- Ausnara Union Location of Ausnara Union in Bangladesh
- Coordinates: 24°36′37″N 90°04′48″E﻿ / ﻿24.610216°N 90.079888°E
- Country: Bangladesh
- Division: Dhaka Division
- District: Tangail District
- Upazila: Madhupur Upazila
- Established on: 1984

Government
- • Type: Union Council

Area
- • Total: 117.71 km^{2} (45.45 sq mi)
- Elevation: 28 m (92 ft)

Population (2011)
- • Total: 56,794
- • Density: 482.49/km^{2} (1,249.6/sq mi)
- Time zone: UTC+6 (BST)
- Postal code: 1996
- Website: Official Website of Ausnara Union

= Ausnara Union =

Ausnara Union (আউশনারা ইউনিয়ন) is a union of Madhupur Upazila, Tangail District, Bangladesh.
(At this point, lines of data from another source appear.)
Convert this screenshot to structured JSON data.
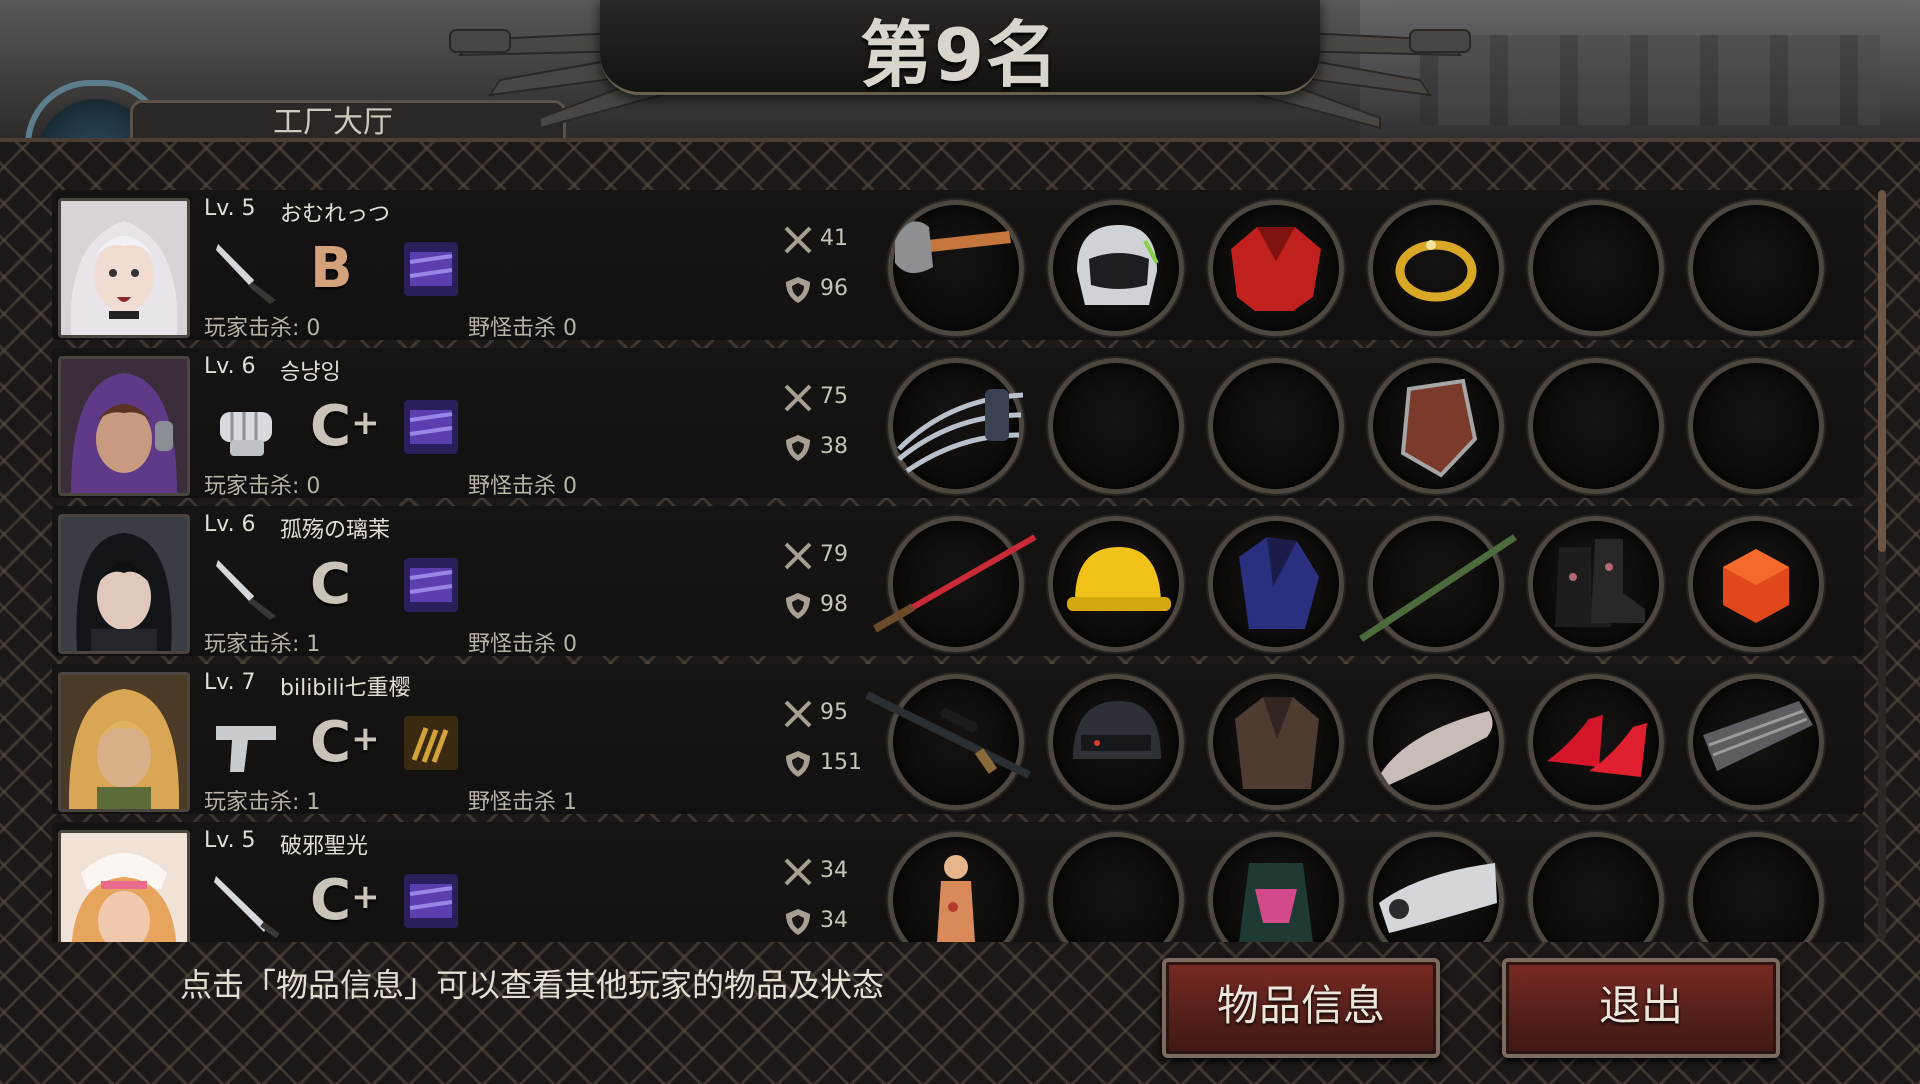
{
  "header": {
    "rank_title": "第9名",
    "location_text": "工厂大厅"
  },
  "players": [
    {
      "level": "Lv. 5",
      "name": "おむれっつ",
      "weapon": "knife-icon",
      "grade": "B",
      "grade_plus": "",
      "skill": "purple-skill-icon",
      "player_kills": "玩家击杀: 0",
      "monster_kills": "野怪击杀 0",
      "attack": "41",
      "defense": "96",
      "slots": [
        "axe-icon",
        "motorcycle-helmet-icon",
        "red-jacket-icon",
        "gold-bracelet-icon",
        "empty",
        "empty"
      ]
    },
    {
      "level": "Lv. 6",
      "name": "승냥잉",
      "weapon": "fist-icon",
      "grade": "C",
      "grade_plus": "+",
      "skill": "purple-skill-icon",
      "player_kills": "玩家击杀: 0",
      "monster_kills": "野怪击杀 0",
      "attack": "75",
      "defense": "38",
      "slots": [
        "claw-icon",
        "empty",
        "empty",
        "leather-armguard-icon",
        "empty",
        "empty"
      ]
    },
    {
      "level": "Lv. 6",
      "name": "孤殇の璃茉",
      "weapon": "knife-icon",
      "grade": "C",
      "grade_plus": "",
      "skill": "purple-skill-icon",
      "player_kills": "玩家击杀: 1",
      "monster_kills": "野怪击杀 0",
      "attack": "79",
      "defense": "98",
      "slots": [
        "red-katana-icon",
        "hard-hat-icon",
        "blue-jacket-icon",
        "bamboo-staff-icon",
        "floral-boots-icon",
        "red-dice-icon"
      ]
    },
    {
      "level": "Lv. 7",
      "name": "bilibili七重樱",
      "weapon": "pistol-icon",
      "grade": "C",
      "grade_plus": "+",
      "skill": "bullets-skill-icon",
      "player_kills": "玩家击杀: 1",
      "monster_kills": "野怪击杀 1",
      "attack": "95",
      "defense": "151",
      "slots": [
        "sniper-rifle-icon",
        "tactical-helmet-icon",
        "brown-coat-icon",
        "bullet-armguard-icon",
        "red-heels-icon",
        "steel-plate-icon"
      ]
    },
    {
      "level": "Lv. 5",
      "name": "破邪聖光",
      "weapon": "bat-icon",
      "grade": "C",
      "grade_plus": "+",
      "skill": "purple-skill-icon",
      "player_kills": "",
      "monster_kills": "",
      "attack": "34",
      "defense": "34",
      "slots": [
        "figurine-icon",
        "empty",
        "backpack-armor-icon",
        "cloth-armguard-icon",
        "empty",
        "empty"
      ]
    }
  ],
  "footer": {
    "hint": "点击「物品信息」可以查看其他玩家的物品及状态",
    "item_info_button": "物品信息",
    "exit_button": "退出"
  }
}
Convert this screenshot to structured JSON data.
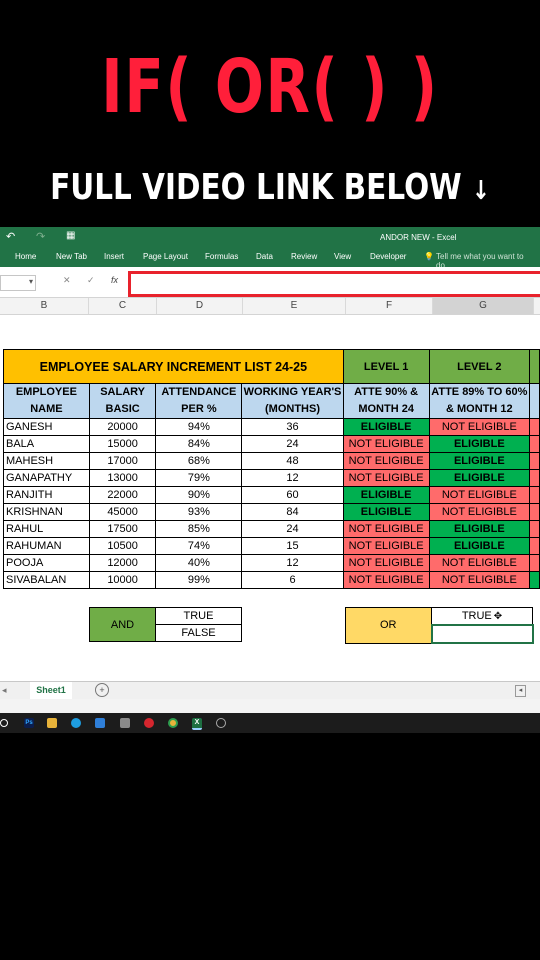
{
  "overlay": {
    "title": "IF( OR( ) )",
    "subtitle": "FULL VIDEO LINK BELOW",
    "subtitle_arrow": "↓"
  },
  "window": {
    "title": "ANDOR NEW - Excel"
  },
  "ribbon": {
    "tabs": [
      "Home",
      "New Tab",
      "Insert",
      "Page Layout",
      "Formulas",
      "Data",
      "Review",
      "View",
      "Developer"
    ],
    "tell_me": "Tell me what you want to do..."
  },
  "formula_bar": {
    "fx": "fx",
    "cancel": "✕",
    "enter": "✓"
  },
  "columns": [
    "B",
    "C",
    "D",
    "E",
    "F",
    "G"
  ],
  "table": {
    "title": "EMPLOYEE SALARY INCREMENT LIST 24-25",
    "level1": "LEVEL 1",
    "level2": "LEVEL 2",
    "headers": {
      "name": "EMPLOYEE NAME",
      "salary": "SALARY BASIC",
      "attendance": "ATTENDANCE PER %",
      "working": "WORKING YEAR'S (MONTHS)",
      "level1_rule": "ATTE 90% & MONTH 24",
      "level2_rule": "ATTE 89% TO 60% & MONTH 12"
    },
    "rows": [
      {
        "name": "GANESH",
        "salary": "20000",
        "att": "94%",
        "months": "36",
        "l1": "ELIGIBLE",
        "l2": "NOT ELIGIBLE"
      },
      {
        "name": "BALA",
        "salary": "15000",
        "att": "84%",
        "months": "24",
        "l1": "NOT ELIGIBLE",
        "l2": "ELIGIBLE"
      },
      {
        "name": "MAHESH",
        "salary": "17000",
        "att": "68%",
        "months": "48",
        "l1": "NOT ELIGIBLE",
        "l2": "ELIGIBLE"
      },
      {
        "name": "GANAPATHY",
        "salary": "13000",
        "att": "79%",
        "months": "12",
        "l1": "NOT ELIGIBLE",
        "l2": "ELIGIBLE"
      },
      {
        "name": "RANJITH",
        "salary": "22000",
        "att": "90%",
        "months": "60",
        "l1": "ELIGIBLE",
        "l2": "NOT ELIGIBLE"
      },
      {
        "name": "KRISHNAN",
        "salary": "45000",
        "att": "93%",
        "months": "84",
        "l1": "ELIGIBLE",
        "l2": "NOT ELIGIBLE"
      },
      {
        "name": "RAHUL",
        "salary": "17500",
        "att": "85%",
        "months": "24",
        "l1": "NOT ELIGIBLE",
        "l2": "ELIGIBLE"
      },
      {
        "name": "RAHUMAN",
        "salary": "10500",
        "att": "74%",
        "months": "15",
        "l1": "NOT ELIGIBLE",
        "l2": "ELIGIBLE"
      },
      {
        "name": "POOJA",
        "salary": "12000",
        "att": "40%",
        "months": "12",
        "l1": "NOT ELIGIBLE",
        "l2": "NOT ELIGIBLE"
      },
      {
        "name": "SIVABALAN",
        "salary": "10000",
        "att": "99%",
        "months": "6",
        "l1": "NOT ELIGIBLE",
        "l2": "NOT ELIGIBLE"
      }
    ]
  },
  "and_box": {
    "label": "AND",
    "true": "TRUE",
    "false": "FALSE"
  },
  "or_box": {
    "label": "OR",
    "true": "TRUE",
    "empty": ""
  },
  "sheet_tab": "Sheet1",
  "colors": {
    "excel_green": "#217346",
    "highlight_red": "#e8222c",
    "eligible": "#00b050",
    "not_eligible": "#ff6b6b"
  }
}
It is situated 21 km southeast of Madhupur and 59 km northeast of Tangail in the middle of the Madhupur tract.

==Demographics==

According to Population Census 2011 performed by Bangladesh Bureau of Statistics, The total population of Ausnara union is 56794. There are 14624 households in total.

==Administration==
There are twenty-nine villages in the union, including Achra.

==Education==

The literacy rate of Ausnara Union is 37.7% (Male-39.5%, Female-36%).